Except then you are precluding others from integrating your classes into
their class hierarchies.


> Explicit inherited method calls, done correctly, will
> work fine.
> 
> The only downside is that if your inheritance hierarchy
> changes, you need to review all your inherited calls
> to make sure they're still correct.
> 
> The use of super to address that issue seems attractive.
> However, super is only applicable if some rather stringent
> requirements are met:
> 
> 1. All the methods must have compatible signatures.
> 
> 2. Except for 3 below, all classes participating in the
> hierarchy must use super for a given method if any of
> them do, including any future subclasses.
> 
> 3. There must be a class at the top of the hierarchy
> that does *not* make super calls, to terminate the chain.

Normally that will be object.

Sometimes you need to prevent messages reaching object. But to my mind,
that's a code-smell, and indicates you're doing something wrong.

"Something wrong" may be multiple inheritance itself. There is a reason why
most languages don't allow MI at all, or only allow a much restricted
subset of it, in the form of mixins or traits.

And in fact, even using inheritance alone is harder than it seems.
Composition is just as powerful and usually easier to work with.

[...]

> If you can't satisfy *all* of these reqirements, then
> you can't use super. Sorry, but that's just the way
> super is.

If you can't use super, then chances are you can't use *anything*, including
manual calls to superclass methods. There's nothing magical about the use
of super itself. If you have problems with super, then you have two
choices:

(1) Manually walk the MRO making the same calls that super would have made,
in which case you'll have the same problems super did.

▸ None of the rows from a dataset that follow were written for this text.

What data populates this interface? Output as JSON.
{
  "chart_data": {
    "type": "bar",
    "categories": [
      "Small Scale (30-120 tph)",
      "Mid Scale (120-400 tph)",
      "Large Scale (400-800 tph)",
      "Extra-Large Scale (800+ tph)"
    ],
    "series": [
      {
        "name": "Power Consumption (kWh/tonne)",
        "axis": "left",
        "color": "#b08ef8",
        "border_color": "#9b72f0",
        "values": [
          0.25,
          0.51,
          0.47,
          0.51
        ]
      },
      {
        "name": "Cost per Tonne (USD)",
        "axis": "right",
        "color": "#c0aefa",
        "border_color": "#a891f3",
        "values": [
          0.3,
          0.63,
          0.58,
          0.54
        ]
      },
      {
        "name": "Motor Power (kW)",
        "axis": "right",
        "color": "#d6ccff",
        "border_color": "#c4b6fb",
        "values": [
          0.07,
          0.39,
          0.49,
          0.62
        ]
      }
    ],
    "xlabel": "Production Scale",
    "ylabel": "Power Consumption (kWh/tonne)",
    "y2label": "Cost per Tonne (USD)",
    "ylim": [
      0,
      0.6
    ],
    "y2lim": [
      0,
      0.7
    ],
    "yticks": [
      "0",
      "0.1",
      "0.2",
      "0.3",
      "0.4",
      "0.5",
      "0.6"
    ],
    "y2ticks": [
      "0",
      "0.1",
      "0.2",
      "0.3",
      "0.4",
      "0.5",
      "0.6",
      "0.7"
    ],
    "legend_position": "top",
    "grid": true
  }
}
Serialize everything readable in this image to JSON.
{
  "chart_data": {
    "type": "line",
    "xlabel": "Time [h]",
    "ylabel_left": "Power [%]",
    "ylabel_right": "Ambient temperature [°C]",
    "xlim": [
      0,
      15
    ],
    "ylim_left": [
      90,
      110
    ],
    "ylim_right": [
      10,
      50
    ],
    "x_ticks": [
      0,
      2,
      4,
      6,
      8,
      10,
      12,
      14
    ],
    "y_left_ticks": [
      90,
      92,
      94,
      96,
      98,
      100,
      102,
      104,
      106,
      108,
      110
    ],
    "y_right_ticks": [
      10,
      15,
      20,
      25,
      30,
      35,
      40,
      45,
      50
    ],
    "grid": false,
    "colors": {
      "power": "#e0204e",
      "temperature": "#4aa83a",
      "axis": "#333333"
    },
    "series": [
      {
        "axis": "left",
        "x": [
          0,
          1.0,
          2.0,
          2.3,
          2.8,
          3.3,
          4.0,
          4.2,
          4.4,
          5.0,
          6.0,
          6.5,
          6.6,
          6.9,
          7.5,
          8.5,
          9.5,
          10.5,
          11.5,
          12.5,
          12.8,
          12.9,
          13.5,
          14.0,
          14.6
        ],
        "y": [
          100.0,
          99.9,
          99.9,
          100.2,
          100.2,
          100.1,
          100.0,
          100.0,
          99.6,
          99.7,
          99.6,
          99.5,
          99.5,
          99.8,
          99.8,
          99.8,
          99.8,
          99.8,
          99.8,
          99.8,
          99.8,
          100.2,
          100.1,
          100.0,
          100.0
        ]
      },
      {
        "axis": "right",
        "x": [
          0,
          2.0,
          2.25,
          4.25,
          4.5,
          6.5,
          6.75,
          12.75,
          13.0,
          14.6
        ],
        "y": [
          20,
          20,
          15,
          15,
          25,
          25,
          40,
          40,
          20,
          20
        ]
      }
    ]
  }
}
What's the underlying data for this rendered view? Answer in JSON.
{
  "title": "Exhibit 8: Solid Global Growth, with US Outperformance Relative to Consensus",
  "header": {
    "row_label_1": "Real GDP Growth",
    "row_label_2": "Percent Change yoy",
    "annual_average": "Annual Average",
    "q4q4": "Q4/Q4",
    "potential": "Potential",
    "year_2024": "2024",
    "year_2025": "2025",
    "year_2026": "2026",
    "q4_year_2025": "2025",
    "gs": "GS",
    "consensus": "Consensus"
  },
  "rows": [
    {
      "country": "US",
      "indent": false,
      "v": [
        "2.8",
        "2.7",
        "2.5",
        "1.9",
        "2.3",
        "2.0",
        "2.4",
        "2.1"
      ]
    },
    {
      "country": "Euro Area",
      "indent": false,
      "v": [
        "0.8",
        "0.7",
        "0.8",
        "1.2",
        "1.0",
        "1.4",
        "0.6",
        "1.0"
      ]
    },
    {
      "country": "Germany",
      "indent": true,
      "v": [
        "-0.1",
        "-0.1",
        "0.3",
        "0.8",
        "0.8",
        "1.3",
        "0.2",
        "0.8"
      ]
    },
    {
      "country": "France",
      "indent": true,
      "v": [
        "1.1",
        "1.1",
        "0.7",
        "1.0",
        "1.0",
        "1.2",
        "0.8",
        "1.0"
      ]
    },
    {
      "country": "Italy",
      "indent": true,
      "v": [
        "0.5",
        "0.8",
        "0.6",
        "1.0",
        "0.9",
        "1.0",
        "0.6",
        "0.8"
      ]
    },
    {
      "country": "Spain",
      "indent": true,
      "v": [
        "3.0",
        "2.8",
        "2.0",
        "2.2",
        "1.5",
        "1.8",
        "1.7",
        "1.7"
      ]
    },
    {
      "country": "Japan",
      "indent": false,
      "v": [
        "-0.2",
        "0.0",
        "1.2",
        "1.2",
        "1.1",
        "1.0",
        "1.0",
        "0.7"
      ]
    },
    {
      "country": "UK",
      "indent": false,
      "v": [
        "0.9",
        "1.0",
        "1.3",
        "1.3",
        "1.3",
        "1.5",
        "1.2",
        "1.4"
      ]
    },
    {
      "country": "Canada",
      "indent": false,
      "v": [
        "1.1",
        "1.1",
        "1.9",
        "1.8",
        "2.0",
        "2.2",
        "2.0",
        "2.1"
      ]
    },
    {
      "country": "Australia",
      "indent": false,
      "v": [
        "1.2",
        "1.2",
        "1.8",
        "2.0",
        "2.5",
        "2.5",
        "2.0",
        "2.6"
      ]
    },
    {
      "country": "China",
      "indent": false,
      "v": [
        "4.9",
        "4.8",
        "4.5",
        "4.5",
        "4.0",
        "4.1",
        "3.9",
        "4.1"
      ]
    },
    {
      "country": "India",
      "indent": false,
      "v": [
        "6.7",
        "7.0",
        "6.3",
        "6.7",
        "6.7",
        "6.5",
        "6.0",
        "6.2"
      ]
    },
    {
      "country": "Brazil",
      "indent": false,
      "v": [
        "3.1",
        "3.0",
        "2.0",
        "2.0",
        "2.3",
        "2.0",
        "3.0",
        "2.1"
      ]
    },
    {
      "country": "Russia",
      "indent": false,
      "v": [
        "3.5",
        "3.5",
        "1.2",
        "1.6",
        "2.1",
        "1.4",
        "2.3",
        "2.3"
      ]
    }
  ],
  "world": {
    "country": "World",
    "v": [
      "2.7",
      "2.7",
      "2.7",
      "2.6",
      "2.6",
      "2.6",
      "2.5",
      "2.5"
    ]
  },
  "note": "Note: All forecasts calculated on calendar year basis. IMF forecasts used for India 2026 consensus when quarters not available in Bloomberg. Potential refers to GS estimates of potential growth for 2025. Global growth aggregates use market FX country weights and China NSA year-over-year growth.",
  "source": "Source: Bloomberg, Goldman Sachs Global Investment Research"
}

(2) DON'T walk the MRO making the same calls that super would have made, in
which case you will have all the problems that super solves. Namely, you
will either miss calling superclass methods, or you will call them two many
times.


In a straight linear single inheritance class hierarchy, walking the MRO is
trivial whether you use super or not, but not using super restricts you to
never using super. But in MI, not using super almost certainly means you're
doing it wrong.

(If you're lucky, you can get away with it if the methods you fail to call
aren't needed, or do nothing, and the methods you call twice are harmless.)